Clarissa smiled, relieved to see him. "Captain said we'd need a new course, since we're not riding the whirlwind. I thought I'd come and tell you that, but it looks like you already know."

"It didn't feel like the Whirlwind. But it's nice to know for certain. Good to see you, again," Yannick said. He turned his head away during the last sentence and made a show of scratching his head. "I could, uh, use a hand. Carrying all of this."

Clarissa nodded and extended her hands. Yannick handed her a telescope, shifted the other to the same shoulder holding the satchel, and shrugged his shoulder once to test the load. "That's great. I, thanks," Yannick said.

"What's your plan, Yan?" Clarissa asked, indulging in how relaxed she began to feel now that she was with him. She poked him in the ribs, gently, and stepped ahead to open the door.

"Yan?" Yannick asked.

"It rhymed. What's the plan?"

"Oh. Measurements. Olencia, Volante, the Ruins. Should be all I need to map the drift over the next few days," Yannick said. Clarissa frowned in disapproval, finding the explanation distinctly unhelpful. Much like almost anything Yannick said, everything someone needed to understand him was there. It just did not come pre-assembled for her convenience.

"So you want our position relative to those three islands you mentioned, so that you can get our position to compare to your map. Then you'll plot the island drift and look for the most efficient course to our destination. Right?" Clarissa elaborated.

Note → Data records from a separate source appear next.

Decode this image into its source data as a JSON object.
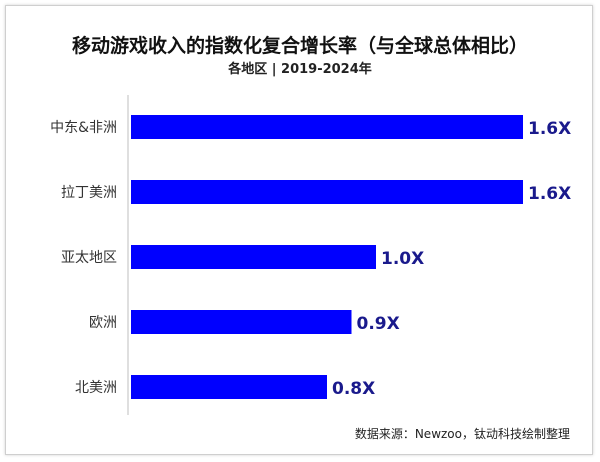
{
  "chart_data": {
    "type": "bar",
    "orientation": "horizontal",
    "title": "移动游戏收入的指数化复合增长率（与全球总体相比）",
    "subtitle": "各地区 | 2019-2024年",
    "categories": [
      "中东&非洲",
      "拉丁美洲",
      "亚太地区",
      "欧洲",
      "北美洲"
    ],
    "values": [
      1.6,
      1.6,
      1.0,
      0.9,
      0.8
    ],
    "data_labels": [
      "1.6X",
      "1.6X",
      "1.0X",
      "0.9X",
      "0.8X"
    ],
    "xlim": [
      0,
      1.6
    ],
    "bar_color": "#0000ff",
    "label_color": "#1a1a8c",
    "grid": false,
    "legend": "none"
  },
  "source": "数据来源：Newzoo，钛动科技绘制整理"
}
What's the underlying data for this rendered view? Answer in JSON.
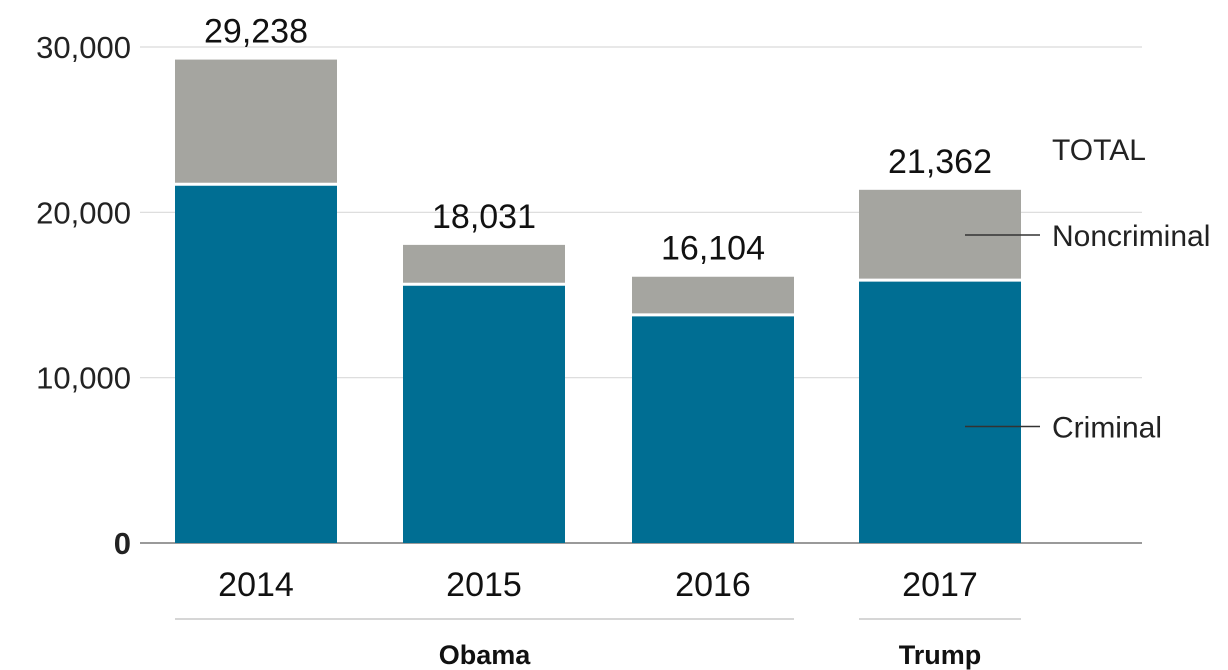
{
  "chart_data": {
    "type": "bar",
    "stacked": true,
    "categories": [
      "2014",
      "2015",
      "2016",
      "2017"
    ],
    "series": [
      {
        "name": "Criminal",
        "values": [
          21700,
          15650,
          13800,
          15900
        ],
        "color": "#006e93"
      },
      {
        "name": "Noncriminal",
        "values": [
          7538,
          2381,
          2304,
          5462
        ],
        "color": "#a5a5a0"
      }
    ],
    "totals": [
      29238,
      18031,
      16104,
      21362
    ],
    "total_labels": [
      "29,238",
      "18,031",
      "16,104",
      "21,362"
    ],
    "total_marker": "TOTAL",
    "ylim": [
      0,
      30000
    ],
    "yticks": [
      {
        "value": 0,
        "label": "0"
      },
      {
        "value": 10000,
        "label": "10,000"
      },
      {
        "value": 20000,
        "label": "20,000"
      },
      {
        "value": 30000,
        "label": "30,000"
      }
    ],
    "grid": true,
    "legend_placement": "right, inline beside the 2017 bar",
    "groups": [
      {
        "label": "Obama",
        "categories": [
          "2014",
          "2015",
          "2016"
        ]
      },
      {
        "label": "Trump",
        "categories": [
          "2017"
        ]
      }
    ],
    "title": "",
    "xlabel": "",
    "ylabel": ""
  }
}
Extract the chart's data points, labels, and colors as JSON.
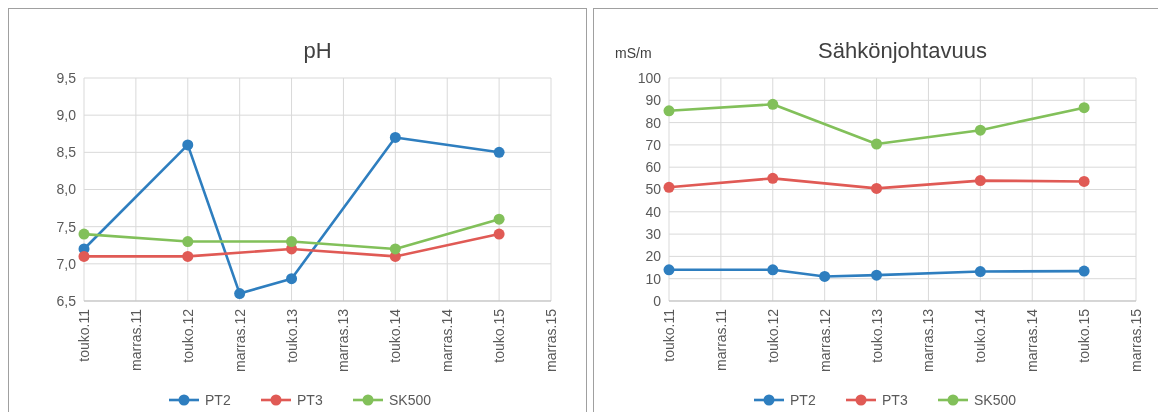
{
  "chart_data": [
    {
      "type": "line",
      "title": "pH",
      "categories": [
        "touko.11",
        "marras.11",
        "touko.12",
        "marras.12",
        "touko.13",
        "marras.13",
        "touko.14",
        "marras.14",
        "touko.15",
        "marras.15"
      ],
      "series": [
        {
          "name": "PT2",
          "color": "#2e7ebf",
          "values": [
            7.2,
            null,
            8.6,
            6.6,
            6.8,
            null,
            8.7,
            null,
            8.5,
            null
          ]
        },
        {
          "name": "PT3",
          "color": "#e05a55",
          "values": [
            7.1,
            null,
            7.1,
            null,
            7.2,
            null,
            7.1,
            null,
            7.4,
            null
          ]
        },
        {
          "name": "SK500",
          "color": "#82c05a",
          "values": [
            7.4,
            null,
            7.3,
            null,
            7.3,
            null,
            7.2,
            null,
            7.6,
            null
          ]
        }
      ],
      "ylim": [
        6.5,
        9.5
      ],
      "yticks": [
        {
          "value": 6.5,
          "label": "6,5"
        },
        {
          "value": 7,
          "label": "7,0"
        },
        {
          "value": 7.5,
          "label": "7,5"
        },
        {
          "value": 8,
          "label": "8,0"
        },
        {
          "value": 8.5,
          "label": "8,5"
        },
        {
          "value": 9,
          "label": "9,0"
        },
        {
          "value": 9.5,
          "label": "9,5"
        }
      ],
      "grid": true,
      "legend": "bottom",
      "marker": "circle",
      "line_style": "solid"
    },
    {
      "type": "line",
      "title": "Sähkönjohtavuus",
      "ylabel": "mS/m",
      "categories": [
        "touko.11",
        "marras.11",
        "touko.12",
        "marras.12",
        "touko.13",
        "marras.13",
        "touko.14",
        "marras.14",
        "touko.15",
        "marras.15"
      ],
      "series": [
        {
          "name": "PT2",
          "color": "#2e7ebf",
          "values": [
            14,
            null,
            14,
            11,
            11.6,
            null,
            13.2,
            null,
            13.4,
            null
          ]
        },
        {
          "name": "PT3",
          "color": "#e05a55",
          "values": [
            51,
            null,
            55,
            null,
            50.5,
            null,
            54,
            null,
            53.6,
            null
          ]
        },
        {
          "name": "SK500",
          "color": "#82c05a",
          "values": [
            85.3,
            null,
            88.2,
            null,
            70.4,
            null,
            76.6,
            null,
            86.7,
            null
          ]
        }
      ],
      "ylim": [
        0,
        100
      ],
      "yticks": [
        0,
        10,
        20,
        30,
        40,
        50,
        60,
        70,
        80,
        90,
        100
      ],
      "grid": true,
      "legend": "bottom",
      "marker": "circle",
      "line_style": "solid"
    }
  ]
}
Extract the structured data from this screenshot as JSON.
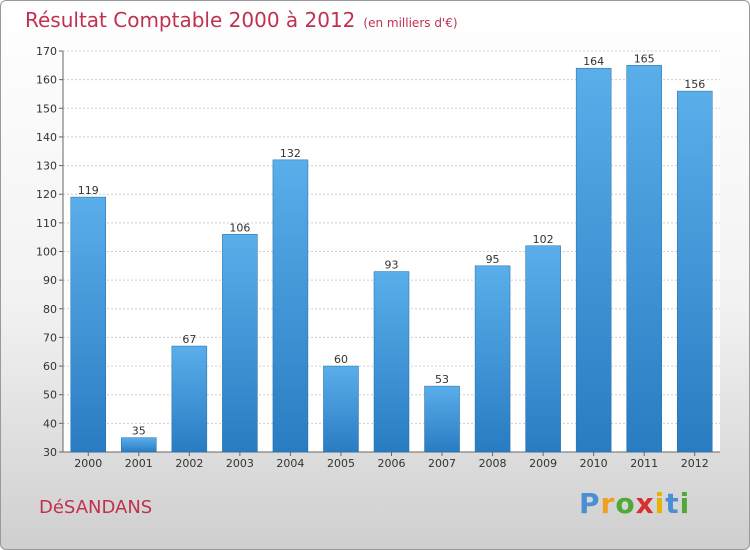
{
  "chart_data": {
    "type": "bar",
    "title": "Résultat Comptable 2000 à 2012",
    "subtitle": "(en milliers d'€)",
    "categories": [
      "2000",
      "2001",
      "2002",
      "2003",
      "2004",
      "2005",
      "2006",
      "2007",
      "2008",
      "2009",
      "2010",
      "2011",
      "2012"
    ],
    "values": [
      119,
      35,
      67,
      106,
      132,
      60,
      93,
      53,
      95,
      102,
      164,
      165,
      156
    ],
    "ylim": [
      30,
      170
    ],
    "yticks": [
      30,
      40,
      50,
      60,
      70,
      80,
      90,
      100,
      110,
      120,
      130,
      140,
      150,
      160,
      170
    ],
    "grid": true,
    "bar_color": "#3a8fd6"
  },
  "footer": {
    "commune": "DéSANDANS",
    "logo": {
      "letters": [
        "P",
        "r",
        "o",
        "x",
        "i",
        "t",
        "i"
      ],
      "colors": [
        "#4a8fd4",
        "#f0a020",
        "#52a836",
        "#d83030",
        "#e8b000",
        "#4a8fd4",
        "#52a836"
      ]
    }
  }
}
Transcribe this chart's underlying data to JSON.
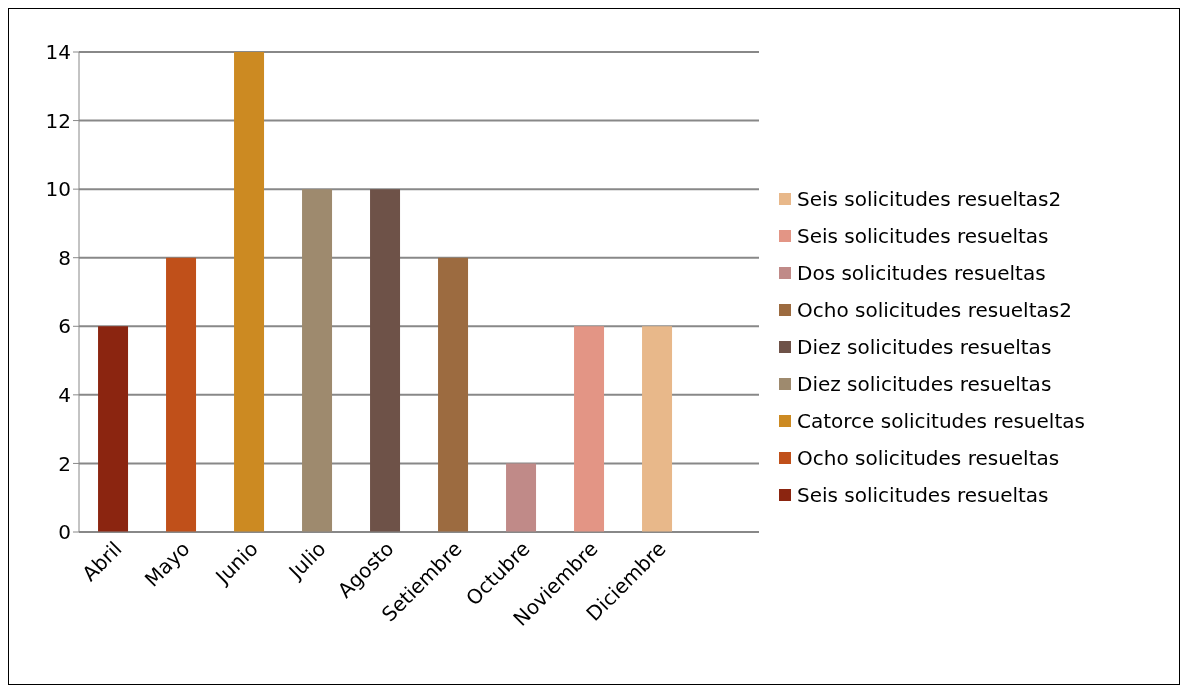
{
  "chart_data": {
    "type": "bar",
    "categories": [
      "Abril",
      "Mayo",
      "Junio",
      "Julio",
      "Agosto",
      "Setiembre",
      "Octubre",
      "Noviembre",
      "Diciembre",
      null
    ],
    "series": [
      {
        "name": "Seis solicitudes resueltas",
        "color": "#8b2510",
        "values": [
          6,
          null,
          null,
          null,
          null,
          null,
          null,
          null,
          null,
          null
        ]
      },
      {
        "name": "Ocho solicitudes resueltas",
        "color": "#c0501a",
        "values": [
          null,
          8,
          null,
          null,
          null,
          null,
          null,
          null,
          null,
          null
        ]
      },
      {
        "name": "Catorce solicitudes resueltas",
        "color": "#cc8a22",
        "values": [
          null,
          null,
          14,
          null,
          null,
          null,
          null,
          null,
          null,
          null
        ]
      },
      {
        "name": "Diez solicitudes resueltas",
        "color": "#9e8a6e",
        "values": [
          null,
          null,
          null,
          10,
          null,
          null,
          null,
          null,
          null,
          null
        ]
      },
      {
        "name": "Diez solicitudes resueltas",
        "color": "#6e5248",
        "values": [
          null,
          null,
          null,
          null,
          10,
          null,
          null,
          null,
          null,
          null
        ]
      },
      {
        "name": "Ocho solicitudes resueltas2",
        "color": "#9c6b40",
        "values": [
          null,
          null,
          null,
          null,
          null,
          8,
          null,
          null,
          null,
          null
        ]
      },
      {
        "name": "Dos solicitudes resueltas",
        "color": "#c08a88",
        "values": [
          null,
          null,
          null,
          null,
          null,
          null,
          2,
          null,
          null,
          null
        ]
      },
      {
        "name": "Seis solicitudes resueltas",
        "color": "#e39585",
        "values": [
          null,
          null,
          null,
          null,
          null,
          null,
          null,
          6,
          null,
          null
        ]
      },
      {
        "name": "Seis solicitudes resueltas2",
        "color": "#e8b88a",
        "values": [
          null,
          null,
          null,
          null,
          null,
          null,
          null,
          null,
          6,
          null
        ]
      }
    ],
    "ylim": [
      0,
      14
    ],
    "yticks": [
      0,
      2,
      4,
      6,
      8,
      10,
      12,
      14
    ],
    "grid": "y",
    "legend": "right"
  }
}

"That's what I said," Yannick said, frowning. As if finding her a little slow.

Part of Clarissa thought his deadpan snark was cute. Another part wanted to bash him over the head with his own telescope. She settled for scowling at him while holding the door open.

Yannick moved deftly once they stepped out on the deck, setting his safety clips onto a nearby rail without looking at it, as he marched down the length of the deck. He unfolded the tripod as he walked and only stopped when he reached the bow of the ship.